Vor der Richtplan-Debatte

Bei Parkplatzabbau und günstigem Wohnraum überrascht dieser SVP-Pragmatiker

Wenn am Montag im Parlament Uster über den Richtplan debattiert wird, will Ulrich Schmid, dass die Politik mehr an die Bevölkerung denkt. Ein Treffen mit einem Mann, der nicht immer ganz in die SVP zu passen scheint.

Ulrich Schmid ist Ustermer Gemeinderat und Präsident der Oberstufenschulpflege Nänikon-Greifensee.

Foto: Simon Grässle

Bei Parkplatzabbau und günstigem Wohnraum überrascht dieser SVP-Pragmatiker

Wenn am Montag im Parlament Uster über den Richtplan debattiert wird, will Ulrich Schmid, dass die Politik mehr an die Bevölkerung denkt. Ein Treffen mit einem Mann, der nicht immer ganz in die SVP zu passen scheint.

«Alle Parlamentarier sollten von ihrer Parteilinie einen Schritt zurück machen und an die gesamte Bevölkerung von Uster denken.»

Dieser Satz, gesprochen von Ulrich – oder einfach nur Ueli – Schmid, einem SVP-Politiker, lässt aufhorchen. Erst recht, wenn er im Vorfeld der politisch aufgeladenen Richtplandebatte im Ustermer Parlament fällt.

Richtplan wird besprochen

Nach mehrfachen Verzögerungen ist es jetzt nämlich endlich so weit: Am Montag diskutieren die Ustermer Gemeinderäte das rund 1400 Seiten umfassende Dossier, das die künftige Entwicklung des Stadtgebiets in den Themenfeldern Siedlung, Landschaft, Mobilität sowie öffentliche Bauten und Anlagen definiert. Es geht um Wachstum, Verdichtung, Grünräume, aber auch günstigen Wohnraum, Tempolimiten, Klimaschutz – kurz: um die Zukunft der Stadt. Die Überarbeitung des inzwischen veralteten Richtplans aus dem Jahr 1989 wurde bereits vor neun Jahren mit der Ausarbeitung des Stadtentwicklungskonzepts (Stek) angestossen.

Nun, gut ein halbes Jahr vor den nächsten Gemeindewahlen, dürfte die bevorstehende Debatte vor allem eines sein: politisch aufgeladen. So gibt es auf der einen Seite die bürgerlich dominierte Kommission für Planung und Bau (KPB), in der über gut 250 Anträge diskutiert, beraten und entschieden wurde. Auf der anderen Seite das eher links geprägte Parlament, das versuchen dürfte, viele Entscheide der Kommission wieder nach seinem Gusto zu kippen.

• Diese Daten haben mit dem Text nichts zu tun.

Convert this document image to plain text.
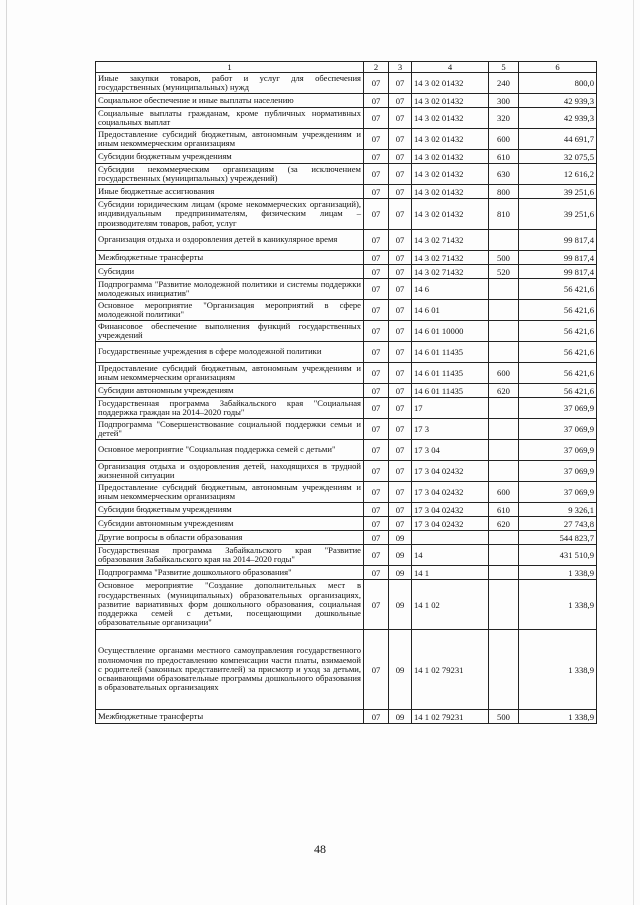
1	2	3	4	5	6
Иные закупки товаров, работ и услуг для обеспечения государственных (муниципальных) нужд	07	07	14 3 02 01432	240	800,0
Социальное обеспечение и иные выплаты населению	07	07	14 3 02 01432	300	42 939,3
Социальные выплаты гражданам, кроме публичных нормативных социальных выплат	07	07	14 3 02 01432	320	42 939,3
Предоставление субсидий бюджетным, автономным учреждениям и иным некоммерческим организациям	07	07	14 3 02 01432	600	44 691,7
Субсидии бюджетным учреждениям	07	07	14 3 02 01432	610	32 075,5
Субсидии некоммерческим организациям (за исключением государственных (муниципальных) учреждений)	07	07	14 3 02 01432	630	12 616,2
Иные бюджетные ассигнования	07	07	14 3 02 01432	800	39 251,6
Субсидии юридическим лицам (кроме некоммерческих организаций), индивидуальным предпринимателям, физическим лицам – производителям товаров, работ, услуг	07	07	14 3 02 01432	810	39 251,6
Организация отдыха и оздоровления детей в каникулярное время	07	07	14 3 02 71432		99 817,4
Межбюджетные трансферты	07	07	14 3 02 71432	500	99 817,4
Субсидии	07	07	14 3 02 71432	520	99 817,4
Подпрограмма "Развитие молодежной политики и системы поддержки молодежных инициатив"	07	07	14 6		56 421,6
Основное мероприятие "Организация мероприятий в сфере молодежной политики"	07	07	14 6 01		56 421,6
Финансовое обеспечение выполнения функций государственных учреждений	07	07	14 6 01 10000		56 421,6
Государственные учреждения в сфере молодежной политики	07	07	14 6 01 11435		56 421,6
Предоставление субсидий бюджетным, автономным учреждениям и иным некоммерческим организациям	07	07	14 6 01 11435	600	56 421,6
Субсидии автономным учреждениям	07	07	14 6 01 11435	620	56 421,6
Государственная программа Забайкальского края "Социальная поддержка граждан на 2014–2020 годы"	07	07	17		37 069,9
Подпрограмма "Совершенствование социальной поддержки семьи и детей"	07	07	17 3		37 069,9
Основное мероприятие "Социальная поддержка семей с детьми"	07	07	17 3 04		37 069,9
Организация отдыха и оздоровления детей, находящихся в трудной жизненной ситуации	07	07	17 3 04 02432		37 069,9
Предоставление субсидий бюджетным, автономным учреждениям и иным некоммерческим организациям	07	07	17 3 04 02432	600	37 069,9
Субсидии бюджетным учреждениям	07	07	17 3 04 02432	610	9 326,1
Субсидии автономным учреждениям	07	07	17 3 04 02432	620	27 743,8
Другие вопросы в области образования	07	09			544 823,7
Государственная программа Забайкальского края "Развитие образования Забайкальского края на 2014–2020 годы"	07	09	14		431 510,9
Подпрограмма "Развитие дошкольного образования"	07	09	14 1		1 338,9
Основное мероприятие "Создание дополнительных мест в государственных (муниципальных) образовательных организациях, развитие вариативных форм дошкольного образования, социальная поддержка семей с детьми, посещающими дошкольные образовательные организации"	07	09	14 1 02		1 338,9
Осуществление органами местного самоуправления государственного полномочия по предоставлению компенсации части платы, взимаемой с родителей (законных представителей) за присмотр и уход за детьми, осваивающими образовательные программы дошкольного образования в образовательных организациях	07	09	14 1 02 79231		1 338,9
Межбюджетные трансферты	07	09	14 1 02 79231	500	1 338,9
48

Am 1. September debattiert der Ustermer Gemeinderat über den neuen Richtplan – die Weichenstellung für die nächsten 20 Jahre. Nach 13 Sitzungen hat die bürgerlich dominierte Kommission für Planung und Bau (KPB) die Vorlage des Stadtrats stark verändert. Nun prallen im eher links-grünen Parlament die Weltanschauungen aufeinander. Es geht um nicht weniger als die künftige Entwicklung und damit Identität der Stadt.

Im Zentrum steht der Verkehr. Die KPB will Tempo 30 aufweichen und dem Autoverkehr wieder mehr Gewicht geben. Die links-grüne Seite dürfte für eine konsequente Priorisierung von Velo und ÖV kämpfen. Auch beim Wohnen ist man sich uneins. Anträge für einen festen Anteil an preisgünstigem Wohnraum bei Neueinzonungen wurden von der KPB-Mehrheit als «Planwirtschaft» abgelehnt – ein Affront für SP und Grüne. Emotional wird es bei der Heusser-Staub-Wiese: Soll sie zur allgemeinen Grünfläche werden oder als Fussballplatz für die Vereine erhalten bleiben?

Die Debatte verspricht Hochspannung. Bei 97 strittigen Änderungsanträgen wird um die künftige Seele Usters gerungen: liberales Wachstum oder stärker regulierte Lebensqualität? Der Ausgang ist völlig offen.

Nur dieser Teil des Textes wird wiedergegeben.